Prince Harry and Meghan Markle’s broadside against a “ring of highly aggressive paparazzi” shows they “whine whine whine,” Caitlyn Jenner has said.

The Duke and Duchess of Sussex released a dramatic statement on May 17 calling out photographers who the night before had engaged in a “near catastrophic car chase” which “resulted in multiple near collisions involving other drivers on the road, pedestrians and two NYPD officers.”

The wording suggested the possibility of a car accident similar to the one that killed Princess Diana in Paris, in 1997.

Prince Harry and Meghan in New York
Prince Harry and Meghan Markle are photographed getting into a car in New York on September 24, 2021. They were involved in what they described as a two-hour chase with paparazzi on May 16.
Robert Kamau/GC Images

However, the NYPD and the mayor of New York played down the Sussexes’ version of events, sparking an online debate about whether the couple’s choice of language had exaggerated the seriousness of the incident.

Jenner said she had been followed by photographers in New York and Los Angeles and felt it “comes with the territory” in a tweet viewed more than 470,000 times and liked 7,400 times.

“I have been party to paps following me in NY (definitely not 2 hrs and plenty of evidence—kind of the point since they have cameras), LA (even in a city with lots of driving and long distances between destinations, not 2 hours, and AGAIN LOTS OF EVIDENCE) it comes with the territory.

“Whine whine whine is all these 2 seem to do,” The Keeping Up With the Kardashians star wrote.

A statement from the Sussex team on May 17 read: “Last night the Duke and Duchess of Sussex and [Meghan’s mother Doria Ragland] were involved in a near catastrophic car chase at the hands of a ring of highly aggressive paparazzi.

“This relentless pursuit, lasting over two hours, resulted in multiple near collisions involving other drivers on the road, pedestrians and two NYPD officers. While being a public figure comes with a level of interest from the public, it should never come at the cost of anyone’s safety.”

However, they lost control of the narrative within hours when the NYPD presented a toned-down description of events: “There were numerous photographers that made their transport challenging.
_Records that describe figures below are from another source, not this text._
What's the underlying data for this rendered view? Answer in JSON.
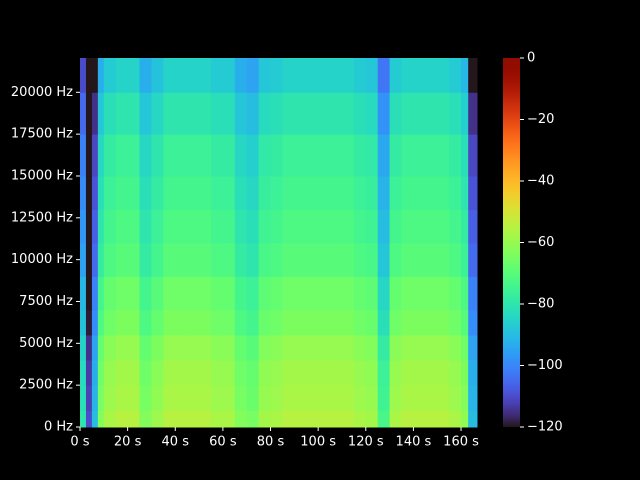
{
  "chart_data": {
    "type": "heatmap",
    "colormap": "turbo",
    "xbins": [
      0,
      2.5,
      5,
      7.5,
      10,
      15,
      20,
      25,
      30,
      35,
      40,
      45,
      50,
      55,
      60,
      65,
      70,
      75,
      80,
      85,
      90,
      95,
      100,
      105,
      110,
      115,
      120,
      125,
      130,
      135,
      140,
      145,
      150,
      155,
      160,
      163,
      166.7
    ],
    "ybins": [
      0,
      1000,
      2500,
      4000,
      5500,
      7000,
      9000,
      11000,
      13000,
      15000,
      17500,
      20000,
      22050
    ],
    "values": [
      [
        -80,
        -110,
        -90,
        -63,
        -57,
        -55,
        -55,
        -63,
        -59,
        -55,
        -55,
        -55,
        -55,
        -57,
        -57,
        -63,
        -65,
        -58,
        -57,
        -55,
        -55,
        -55,
        -55,
        -55,
        -55,
        -57,
        -58,
        -73,
        -57,
        -55,
        -55,
        -55,
        -55,
        -57,
        -61,
        -90
      ],
      [
        -82,
        -112,
        -92,
        -65,
        -59,
        -57,
        -57,
        -65,
        -61,
        -57,
        -57,
        -57,
        -57,
        -59,
        -59,
        -65,
        -67,
        -60,
        -59,
        -57,
        -57,
        -57,
        -57,
        -57,
        -57,
        -59,
        -60,
        -75,
        -59,
        -57,
        -57,
        -57,
        -57,
        -59,
        -63,
        -92
      ],
      [
        -83,
        -113,
        -93,
        -66,
        -60,
        -58,
        -58,
        -66,
        -62,
        -58,
        -58,
        -58,
        -58,
        -60,
        -60,
        -66,
        -68,
        -61,
        -60,
        -58,
        -58,
        -58,
        -58,
        -58,
        -58,
        -60,
        -61,
        -76,
        -60,
        -58,
        -58,
        -58,
        -58,
        -60,
        -64,
        -93
      ],
      [
        -85,
        -115,
        -95,
        -68,
        -62,
        -60,
        -60,
        -68,
        -64,
        -60,
        -60,
        -60,
        -60,
        -62,
        -62,
        -68,
        -70,
        -63,
        -62,
        -60,
        -60,
        -60,
        -60,
        -60,
        -60,
        -62,
        -63,
        -78,
        -62,
        -60,
        -60,
        -60,
        -60,
        -62,
        -66,
        -95
      ],
      [
        -89,
        -119,
        -99,
        -72,
        -66,
        -64,
        -64,
        -72,
        -68,
        -64,
        -64,
        -64,
        -64,
        -66,
        -66,
        -72,
        -74,
        -67,
        -66,
        -64,
        -64,
        -64,
        -64,
        -64,
        -64,
        -66,
        -67,
        -82,
        -66,
        -64,
        -64,
        -64,
        -64,
        -66,
        -70,
        -99
      ],
      [
        -91,
        -120,
        -101,
        -74,
        -68,
        -66,
        -66,
        -74,
        -70,
        -66,
        -66,
        -66,
        -66,
        -68,
        -68,
        -74,
        -76,
        -69,
        -68,
        -66,
        -66,
        -66,
        -66,
        -66,
        -66,
        -68,
        -69,
        -84,
        -68,
        -66,
        -66,
        -66,
        -66,
        -68,
        -72,
        -101
      ],
      [
        -95,
        -120,
        -105,
        -78,
        -72,
        -70,
        -70,
        -78,
        -74,
        -70,
        -70,
        -70,
        -70,
        -72,
        -72,
        -78,
        -80,
        -73,
        -72,
        -70,
        -70,
        -70,
        -70,
        -70,
        -70,
        -72,
        -73,
        -88,
        -72,
        -70,
        -70,
        -70,
        -70,
        -72,
        -76,
        -105
      ],
      [
        -97,
        -120,
        -107,
        -80,
        -74,
        -72,
        -72,
        -80,
        -76,
        -72,
        -72,
        -72,
        -72,
        -74,
        -74,
        -80,
        -82,
        -75,
        -74,
        -72,
        -72,
        -72,
        -72,
        -72,
        -72,
        -74,
        -75,
        -90,
        -74,
        -72,
        -72,
        -72,
        -72,
        -74,
        -78,
        -107
      ],
      [
        -99,
        -120,
        -109,
        -82,
        -76,
        -74,
        -74,
        -82,
        -78,
        -74,
        -74,
        -74,
        -74,
        -76,
        -76,
        -82,
        -84,
        -77,
        -76,
        -74,
        -74,
        -74,
        -74,
        -74,
        -74,
        -76,
        -77,
        -92,
        -76,
        -74,
        -74,
        -74,
        -74,
        -76,
        -80,
        -109
      ],
      [
        -101,
        -120,
        -111,
        -84,
        -78,
        -76,
        -76,
        -84,
        -80,
        -76,
        -76,
        -76,
        -76,
        -78,
        -78,
        -84,
        -86,
        -79,
        -78,
        -76,
        -76,
        -76,
        -76,
        -76,
        -76,
        -78,
        -79,
        -94,
        -78,
        -76,
        -76,
        -76,
        -76,
        -78,
        -82,
        -111
      ],
      [
        -105,
        -120,
        -115,
        -88,
        -82,
        -80,
        -80,
        -88,
        -84,
        -80,
        -80,
        -80,
        -80,
        -82,
        -82,
        -88,
        -90,
        -83,
        -82,
        -80,
        -80,
        -80,
        -80,
        -80,
        -80,
        -82,
        -83,
        -98,
        -82,
        -80,
        -80,
        -80,
        -80,
        -82,
        -86,
        -115
      ],
      [
        -110,
        -120,
        -120,
        -93,
        -87,
        -85,
        -85,
        -93,
        -89,
        -85,
        -85,
        -85,
        -85,
        -87,
        -87,
        -93,
        -95,
        -88,
        -87,
        -85,
        -85,
        -85,
        -85,
        -85,
        -85,
        -87,
        -88,
        -103,
        -87,
        -85,
        -85,
        -85,
        -85,
        -87,
        -91,
        -120
      ]
    ],
    "xlim": [
      0,
      166.7
    ],
    "ylim": [
      0,
      22050
    ],
    "xticks": [
      {
        "value": 0,
        "label": "0 s"
      },
      {
        "value": 20,
        "label": "20 s"
      },
      {
        "value": 40,
        "label": "40 s"
      },
      {
        "value": 60,
        "label": "60 s"
      },
      {
        "value": 80,
        "label": "80 s"
      },
      {
        "value": 100,
        "label": "100 s"
      },
      {
        "value": 120,
        "label": "120 s"
      },
      {
        "value": 140,
        "label": "140 s"
      },
      {
        "value": 160,
        "label": "160 s"
      }
    ],
    "yticks": [
      {
        "value": 0,
        "label": "0 Hz"
      },
      {
        "value": 2500,
        "label": "2500 Hz"
      },
      {
        "value": 5000,
        "label": "5000 Hz"
      },
      {
        "value": 7500,
        "label": "7500 Hz"
      },
      {
        "value": 10000,
        "label": "10000 Hz"
      },
      {
        "value": 12500,
        "label": "12500 Hz"
      },
      {
        "value": 15000,
        "label": "15000 Hz"
      },
      {
        "value": 17500,
        "label": "17500 Hz"
      },
      {
        "value": 20000,
        "label": "20000 Hz"
      }
    ],
    "clim": [
      -120,
      0
    ],
    "cticks": [
      0,
      {
        "value": -20,
        "label": "−20"
      },
      {
        "value": -40,
        "label": "−40"
      },
      {
        "value": -60,
        "label": "−60"
      },
      {
        "value": -80,
        "label": "−80"
      },
      {
        "value": -100,
        "label": "−100"
      },
      {
        "value": -120,
        "label": "−120"
      }
    ]
  }
}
“The Duke and Duchess of Sussex arrived at their destination and there were no reported collisions, summonses, injuries, or arrests in regard.”

Harry and Meghan Leave Ziegfeld Ballroom
Meghan Markle and Prince Harry are seen leaving the Ziegfeld Ballroom on May 16, 2023 in New York. They were followed by paparazzi on their way to a friend’s apartment.
MEGA/GC Images

New York City Mayor Eric Adams said: “I would find it hard to believe that there was a two-hour, high speed-chase.” Though he added: “If it’s 10 minutes, a 10-minute chase is extremely dangerous in New York City.”
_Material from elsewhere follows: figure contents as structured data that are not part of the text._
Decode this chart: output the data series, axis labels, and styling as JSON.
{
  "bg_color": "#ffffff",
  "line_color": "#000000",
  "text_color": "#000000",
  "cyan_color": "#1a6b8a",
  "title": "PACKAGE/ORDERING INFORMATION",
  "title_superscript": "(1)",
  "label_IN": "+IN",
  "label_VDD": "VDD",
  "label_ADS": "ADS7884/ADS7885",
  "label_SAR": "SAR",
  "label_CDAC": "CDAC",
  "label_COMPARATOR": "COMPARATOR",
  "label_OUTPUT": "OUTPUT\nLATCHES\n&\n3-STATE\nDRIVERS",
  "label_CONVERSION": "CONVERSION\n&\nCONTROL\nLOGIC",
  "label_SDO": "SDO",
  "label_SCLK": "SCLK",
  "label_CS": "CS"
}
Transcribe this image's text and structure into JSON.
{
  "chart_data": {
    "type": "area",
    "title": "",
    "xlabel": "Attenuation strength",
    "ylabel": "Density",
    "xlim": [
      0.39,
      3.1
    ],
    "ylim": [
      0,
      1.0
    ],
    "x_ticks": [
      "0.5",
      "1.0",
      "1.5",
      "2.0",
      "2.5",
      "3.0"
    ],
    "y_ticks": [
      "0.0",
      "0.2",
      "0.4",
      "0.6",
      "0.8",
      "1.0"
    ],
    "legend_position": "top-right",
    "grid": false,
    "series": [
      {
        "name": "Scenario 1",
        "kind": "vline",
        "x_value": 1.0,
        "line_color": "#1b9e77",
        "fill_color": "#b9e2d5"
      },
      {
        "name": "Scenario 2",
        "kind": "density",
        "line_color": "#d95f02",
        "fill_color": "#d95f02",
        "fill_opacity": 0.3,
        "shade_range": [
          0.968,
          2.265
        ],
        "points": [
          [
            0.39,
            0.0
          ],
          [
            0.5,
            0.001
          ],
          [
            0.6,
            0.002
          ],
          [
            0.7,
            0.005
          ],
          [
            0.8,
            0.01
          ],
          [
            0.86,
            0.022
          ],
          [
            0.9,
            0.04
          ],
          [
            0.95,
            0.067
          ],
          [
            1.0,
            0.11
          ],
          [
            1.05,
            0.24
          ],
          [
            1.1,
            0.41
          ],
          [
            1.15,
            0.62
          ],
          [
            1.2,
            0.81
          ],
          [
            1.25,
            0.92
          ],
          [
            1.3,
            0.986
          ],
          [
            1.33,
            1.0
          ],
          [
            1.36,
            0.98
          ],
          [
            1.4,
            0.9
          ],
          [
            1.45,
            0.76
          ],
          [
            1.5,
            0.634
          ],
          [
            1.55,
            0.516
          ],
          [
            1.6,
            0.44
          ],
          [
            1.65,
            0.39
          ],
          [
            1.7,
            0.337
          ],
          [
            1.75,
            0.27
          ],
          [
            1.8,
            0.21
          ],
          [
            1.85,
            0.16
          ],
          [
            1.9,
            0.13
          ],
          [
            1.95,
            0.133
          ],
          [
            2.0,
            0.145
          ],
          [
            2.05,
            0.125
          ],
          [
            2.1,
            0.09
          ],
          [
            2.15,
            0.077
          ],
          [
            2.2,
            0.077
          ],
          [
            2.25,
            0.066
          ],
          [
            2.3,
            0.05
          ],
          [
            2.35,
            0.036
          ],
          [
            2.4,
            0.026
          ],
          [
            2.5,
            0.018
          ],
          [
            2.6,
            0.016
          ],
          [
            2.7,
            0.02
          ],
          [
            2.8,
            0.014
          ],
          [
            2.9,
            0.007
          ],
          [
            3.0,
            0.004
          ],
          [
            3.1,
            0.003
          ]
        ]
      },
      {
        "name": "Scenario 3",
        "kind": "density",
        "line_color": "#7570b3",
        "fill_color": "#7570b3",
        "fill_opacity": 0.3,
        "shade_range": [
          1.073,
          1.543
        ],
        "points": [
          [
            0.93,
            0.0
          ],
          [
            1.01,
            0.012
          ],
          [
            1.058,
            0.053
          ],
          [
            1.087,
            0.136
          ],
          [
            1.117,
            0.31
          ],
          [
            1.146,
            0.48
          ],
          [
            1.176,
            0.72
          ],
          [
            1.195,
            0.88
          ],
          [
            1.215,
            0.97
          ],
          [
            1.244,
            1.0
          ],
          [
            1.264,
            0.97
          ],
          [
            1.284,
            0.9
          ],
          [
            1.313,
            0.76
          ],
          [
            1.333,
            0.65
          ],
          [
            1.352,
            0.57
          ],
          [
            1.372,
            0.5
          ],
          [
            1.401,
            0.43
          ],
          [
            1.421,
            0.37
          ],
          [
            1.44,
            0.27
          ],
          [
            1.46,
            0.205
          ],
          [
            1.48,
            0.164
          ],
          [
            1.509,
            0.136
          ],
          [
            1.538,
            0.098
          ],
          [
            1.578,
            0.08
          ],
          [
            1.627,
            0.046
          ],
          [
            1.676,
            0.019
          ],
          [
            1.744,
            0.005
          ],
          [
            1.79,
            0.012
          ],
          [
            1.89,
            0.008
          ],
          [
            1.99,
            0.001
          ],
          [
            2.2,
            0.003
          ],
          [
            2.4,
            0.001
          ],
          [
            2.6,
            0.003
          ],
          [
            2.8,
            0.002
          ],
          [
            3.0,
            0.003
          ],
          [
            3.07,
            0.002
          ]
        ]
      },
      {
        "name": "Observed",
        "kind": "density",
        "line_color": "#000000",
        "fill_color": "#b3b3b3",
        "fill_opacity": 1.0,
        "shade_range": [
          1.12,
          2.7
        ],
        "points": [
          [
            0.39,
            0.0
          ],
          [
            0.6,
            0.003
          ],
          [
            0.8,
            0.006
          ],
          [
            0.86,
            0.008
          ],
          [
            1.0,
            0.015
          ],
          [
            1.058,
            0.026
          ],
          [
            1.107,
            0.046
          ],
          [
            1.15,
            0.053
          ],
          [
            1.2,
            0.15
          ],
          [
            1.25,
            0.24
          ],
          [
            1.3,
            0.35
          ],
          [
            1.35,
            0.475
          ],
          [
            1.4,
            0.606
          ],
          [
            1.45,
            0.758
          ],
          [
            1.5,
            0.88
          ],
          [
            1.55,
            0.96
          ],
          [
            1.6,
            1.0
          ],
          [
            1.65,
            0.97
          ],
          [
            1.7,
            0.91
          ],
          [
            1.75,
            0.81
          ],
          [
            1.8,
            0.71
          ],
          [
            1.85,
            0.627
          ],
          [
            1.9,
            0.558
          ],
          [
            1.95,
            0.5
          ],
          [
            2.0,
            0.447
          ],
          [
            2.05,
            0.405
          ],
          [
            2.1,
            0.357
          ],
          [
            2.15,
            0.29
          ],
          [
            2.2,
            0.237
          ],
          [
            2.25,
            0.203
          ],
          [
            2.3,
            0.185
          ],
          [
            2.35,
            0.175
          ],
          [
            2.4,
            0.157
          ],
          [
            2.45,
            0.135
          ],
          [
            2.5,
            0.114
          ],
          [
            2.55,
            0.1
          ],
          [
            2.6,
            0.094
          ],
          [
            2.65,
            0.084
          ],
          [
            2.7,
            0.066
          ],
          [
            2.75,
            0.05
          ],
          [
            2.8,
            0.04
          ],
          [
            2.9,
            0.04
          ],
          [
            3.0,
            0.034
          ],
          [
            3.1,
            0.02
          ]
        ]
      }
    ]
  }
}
Jenner’s comment came in reply to a post by Megyn Kelly, a regular critic of the couple, which was viewed more than 5 million times liked more than 37,000 times.
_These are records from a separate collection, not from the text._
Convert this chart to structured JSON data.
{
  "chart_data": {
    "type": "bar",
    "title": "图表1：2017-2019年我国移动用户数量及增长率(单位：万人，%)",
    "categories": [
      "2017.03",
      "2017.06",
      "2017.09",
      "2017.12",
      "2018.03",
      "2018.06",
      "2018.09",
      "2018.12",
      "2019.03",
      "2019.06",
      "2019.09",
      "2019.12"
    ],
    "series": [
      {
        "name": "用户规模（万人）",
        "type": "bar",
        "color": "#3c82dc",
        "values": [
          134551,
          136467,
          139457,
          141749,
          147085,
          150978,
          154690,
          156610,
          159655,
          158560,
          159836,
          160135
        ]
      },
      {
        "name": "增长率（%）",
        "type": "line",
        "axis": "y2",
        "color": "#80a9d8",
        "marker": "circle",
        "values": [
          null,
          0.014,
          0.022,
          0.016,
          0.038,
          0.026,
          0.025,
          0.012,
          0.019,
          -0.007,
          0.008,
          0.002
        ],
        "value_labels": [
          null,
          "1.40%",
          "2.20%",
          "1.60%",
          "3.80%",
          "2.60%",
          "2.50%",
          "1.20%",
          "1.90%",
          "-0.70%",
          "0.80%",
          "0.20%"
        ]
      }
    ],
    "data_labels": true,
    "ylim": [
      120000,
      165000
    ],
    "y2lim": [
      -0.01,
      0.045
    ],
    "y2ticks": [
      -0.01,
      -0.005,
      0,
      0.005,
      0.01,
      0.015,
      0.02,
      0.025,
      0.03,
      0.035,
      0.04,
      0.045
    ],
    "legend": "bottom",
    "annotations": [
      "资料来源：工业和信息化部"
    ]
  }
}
Kelly wrote: “I lived in Manhattan for 17 yrs & it is not possible to have a 2hr ‘car chase’ there.

“Too many street lights/stop signs, too much foot/car traffic & hundreds of places you could safely pull over to protect yourself.”

There was, however, no dispute about the fact the photographers were following Harry, Meghan and Ragland after they left the Ziegfeld Ballroom, in New York, at around 10pm.

Picture agency Backgrid released a statement defending the actions of photographers on the basis they apparently wanted to know if Harry and Meghan were going on to a dinner after the gala.

That may be an unfamiliar experience for Harry, having come from Britain where there are far more powers available to celebrities to fight back against alleged harassment by photographers.

Unlike the U.S. press, Britain’s newspapers are regulated by an organization called IPSO. Code-of-conduct rules say: “Journalists must not engage in intimidation, harassment or persistent pursuit.

“They must not persist in questioning, telephoning, pursuing or photographing individuals once asked to desist; nor remain on property when asked to leave and must not follow them. If requested, they must identify themselves and whom they represent.

“Editors must ensure these principles are observed by those working for them and take care not to use non-compliant material from other sources.”

Journalists working for British newspapers are supposed to keep a copy of the IPSO code of conduct on them at all times.

Harry and Meghan appear intent on pursuing criminal prosecution after Newsweek was told the prince will hand over his own images and footage of the paparazzi shot on his mobile phone to the NYPD.

However, it is yet to be seen whether any action will follow.